Главный интерес театр представлял, однако, многообразием репертуара и обилием новых постановок. Я не рискнул бы утверждать, что выбор новинок производился под знаком каких-нибудь специфических исканий или что Зимин руководствовался требованиями высокого художественного вкуса. Зимин предпочитал проверять достоинства новых произведений на впечатлениях зрительного зала, а не путем кабинетного обсуждения.
С этой точки зрения нужно признать большую заслугу зиминского театра хотя бы в том, что показом на своей сцене некоторых оперных новинок он не только ввел в репертуар ряд интересных опер, но и разрушил немало порочных иллюзий. Нужно признать также, что театр Зимина несравненно больше других частных театров боролся за уничтожение таких отрицательных явлений, как нетвердое знание партий, недостаточная срепетированность спектакля, незнание исторической обстановки, неряшливость в рядовых спектаклях и т. д.
Из среды московских певцов мне больше многих других запомнились по-своему замечательные баритоны И. В. Грызунов и Н. Д. Веков. Ни тот, ни другой не блистали яркими природными голосами. Их голоса были бедны тембрами, не отличались силой и особой технической обработкой.
Но оба они были отличными артистами, по-видимому, высокого художественного интеллекта.
Грызунов, например, был прекрасным Онегиным, приближаясь к лучшим виденным мной образцам, а порой и превосходя их. Спокойная и очень четкая музыкальная фраза, отличные манеры столичного денди и хорошо показываемый холодок равнодушия заставили меня заподозрить, что Грызунов, возможно, и на самом деле холодный, лишенный темперамента актер. Но вот я его увидел в роли Бар-набы в опере «Джоконда» и был очень приятно, так сказать, разочарован.
<Стр. 346>
От каждой фразы Барнабы — этого подлейшего из оперных подлецов — веяло таким философским цинизмом, такой беспросветной развращенностью, что трудно было поверить, будто это тот же актер-певец, которого я совсем недавно видел и слышал в Онегине.
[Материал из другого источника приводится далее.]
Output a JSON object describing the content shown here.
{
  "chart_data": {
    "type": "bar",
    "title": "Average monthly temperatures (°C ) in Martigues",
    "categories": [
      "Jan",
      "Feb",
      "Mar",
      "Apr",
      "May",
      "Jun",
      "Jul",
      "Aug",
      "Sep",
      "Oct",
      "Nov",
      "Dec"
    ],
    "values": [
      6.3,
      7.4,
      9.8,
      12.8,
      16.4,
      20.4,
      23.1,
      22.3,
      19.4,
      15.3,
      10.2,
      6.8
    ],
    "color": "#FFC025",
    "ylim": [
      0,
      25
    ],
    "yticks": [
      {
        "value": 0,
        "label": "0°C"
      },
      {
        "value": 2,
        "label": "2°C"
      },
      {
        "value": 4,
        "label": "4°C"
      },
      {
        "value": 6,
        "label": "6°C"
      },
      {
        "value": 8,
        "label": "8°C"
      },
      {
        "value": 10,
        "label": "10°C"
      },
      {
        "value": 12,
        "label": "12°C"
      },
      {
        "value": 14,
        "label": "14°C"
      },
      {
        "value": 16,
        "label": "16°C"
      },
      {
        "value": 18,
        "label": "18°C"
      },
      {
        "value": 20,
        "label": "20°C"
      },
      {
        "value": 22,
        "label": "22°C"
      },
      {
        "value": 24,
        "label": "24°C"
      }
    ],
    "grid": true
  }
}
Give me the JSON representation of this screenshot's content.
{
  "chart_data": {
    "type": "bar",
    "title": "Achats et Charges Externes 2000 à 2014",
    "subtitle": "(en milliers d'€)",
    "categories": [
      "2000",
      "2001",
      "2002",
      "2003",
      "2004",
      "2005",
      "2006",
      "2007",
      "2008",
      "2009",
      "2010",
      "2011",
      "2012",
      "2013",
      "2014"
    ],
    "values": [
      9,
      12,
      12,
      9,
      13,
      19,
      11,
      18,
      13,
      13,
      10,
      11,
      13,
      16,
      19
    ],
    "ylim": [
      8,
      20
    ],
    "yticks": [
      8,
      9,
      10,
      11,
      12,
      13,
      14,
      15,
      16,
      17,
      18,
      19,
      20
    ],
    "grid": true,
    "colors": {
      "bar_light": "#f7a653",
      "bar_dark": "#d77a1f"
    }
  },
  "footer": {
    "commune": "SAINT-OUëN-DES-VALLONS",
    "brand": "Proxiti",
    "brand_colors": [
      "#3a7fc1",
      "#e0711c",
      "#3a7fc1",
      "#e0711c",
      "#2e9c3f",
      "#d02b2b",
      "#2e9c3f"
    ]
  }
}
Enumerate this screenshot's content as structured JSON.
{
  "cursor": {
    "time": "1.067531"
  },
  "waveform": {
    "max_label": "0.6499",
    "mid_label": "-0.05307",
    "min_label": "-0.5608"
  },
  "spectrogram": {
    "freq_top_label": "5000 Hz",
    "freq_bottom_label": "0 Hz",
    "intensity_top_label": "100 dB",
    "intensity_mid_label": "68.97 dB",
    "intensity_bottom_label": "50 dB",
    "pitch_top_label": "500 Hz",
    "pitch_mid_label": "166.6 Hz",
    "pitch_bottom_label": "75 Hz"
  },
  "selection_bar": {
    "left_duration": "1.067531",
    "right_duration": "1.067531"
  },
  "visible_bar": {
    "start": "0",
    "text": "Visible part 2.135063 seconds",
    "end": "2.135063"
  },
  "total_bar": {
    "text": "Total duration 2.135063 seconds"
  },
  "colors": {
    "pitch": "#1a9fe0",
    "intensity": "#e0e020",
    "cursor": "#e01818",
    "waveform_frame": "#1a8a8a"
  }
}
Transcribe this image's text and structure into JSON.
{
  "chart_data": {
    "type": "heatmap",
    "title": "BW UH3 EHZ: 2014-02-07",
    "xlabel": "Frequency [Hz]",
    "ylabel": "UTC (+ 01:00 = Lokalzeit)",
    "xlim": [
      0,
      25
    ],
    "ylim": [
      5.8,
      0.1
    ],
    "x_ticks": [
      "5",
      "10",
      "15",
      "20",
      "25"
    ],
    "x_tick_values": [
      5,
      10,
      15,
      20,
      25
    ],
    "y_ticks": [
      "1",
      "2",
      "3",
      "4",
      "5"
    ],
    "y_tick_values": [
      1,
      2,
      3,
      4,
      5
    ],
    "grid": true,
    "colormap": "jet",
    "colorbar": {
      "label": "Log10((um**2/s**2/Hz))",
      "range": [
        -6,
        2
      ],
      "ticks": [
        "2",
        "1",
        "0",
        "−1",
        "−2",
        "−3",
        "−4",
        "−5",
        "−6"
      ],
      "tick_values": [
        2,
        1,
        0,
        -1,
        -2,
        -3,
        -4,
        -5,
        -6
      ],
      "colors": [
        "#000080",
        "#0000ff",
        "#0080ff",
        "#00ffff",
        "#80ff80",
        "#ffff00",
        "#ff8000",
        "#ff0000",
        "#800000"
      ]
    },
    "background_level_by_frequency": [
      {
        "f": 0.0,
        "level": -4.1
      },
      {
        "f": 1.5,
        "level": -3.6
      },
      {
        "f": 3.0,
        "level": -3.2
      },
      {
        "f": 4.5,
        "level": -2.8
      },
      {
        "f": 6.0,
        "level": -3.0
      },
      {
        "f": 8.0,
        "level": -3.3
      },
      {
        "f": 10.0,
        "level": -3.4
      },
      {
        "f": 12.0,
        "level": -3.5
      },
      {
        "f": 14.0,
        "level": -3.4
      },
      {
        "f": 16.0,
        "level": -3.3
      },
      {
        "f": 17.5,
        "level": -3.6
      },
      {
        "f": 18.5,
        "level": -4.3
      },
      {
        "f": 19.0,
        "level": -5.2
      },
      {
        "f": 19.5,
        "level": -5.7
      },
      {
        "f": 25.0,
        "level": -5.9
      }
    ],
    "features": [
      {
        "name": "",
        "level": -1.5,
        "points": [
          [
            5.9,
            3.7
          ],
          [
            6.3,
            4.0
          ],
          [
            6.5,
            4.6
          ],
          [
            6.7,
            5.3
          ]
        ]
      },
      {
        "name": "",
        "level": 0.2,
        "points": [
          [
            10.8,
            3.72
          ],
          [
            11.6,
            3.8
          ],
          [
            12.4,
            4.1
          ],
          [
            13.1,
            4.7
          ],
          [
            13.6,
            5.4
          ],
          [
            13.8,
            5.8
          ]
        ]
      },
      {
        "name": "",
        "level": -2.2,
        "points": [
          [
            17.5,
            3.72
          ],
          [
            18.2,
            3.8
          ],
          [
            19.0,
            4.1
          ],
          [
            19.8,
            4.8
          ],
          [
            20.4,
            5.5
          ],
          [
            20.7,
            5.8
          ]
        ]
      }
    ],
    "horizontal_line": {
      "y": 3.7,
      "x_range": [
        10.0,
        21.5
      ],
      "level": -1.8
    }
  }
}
Бездна ума — и ума подлого—открывалась в каждой фразе. Обращение к памятнику в первом акте Грызунов пел несравненно ярче всех других слышанных мной в этой опере исполнителей, рельефнее в смысле фразировки. Прекрасно владел он мимикой и умел придавать глазам очень хитрое выражение. Яркий по тексту, но скучноватый по музыке монолог благодаря тщательно продуманной фразировке, великолепной, выразительнейшей координации тембров и мимики выслушивался залом буквально в мертвой тишине и покрывался овацией.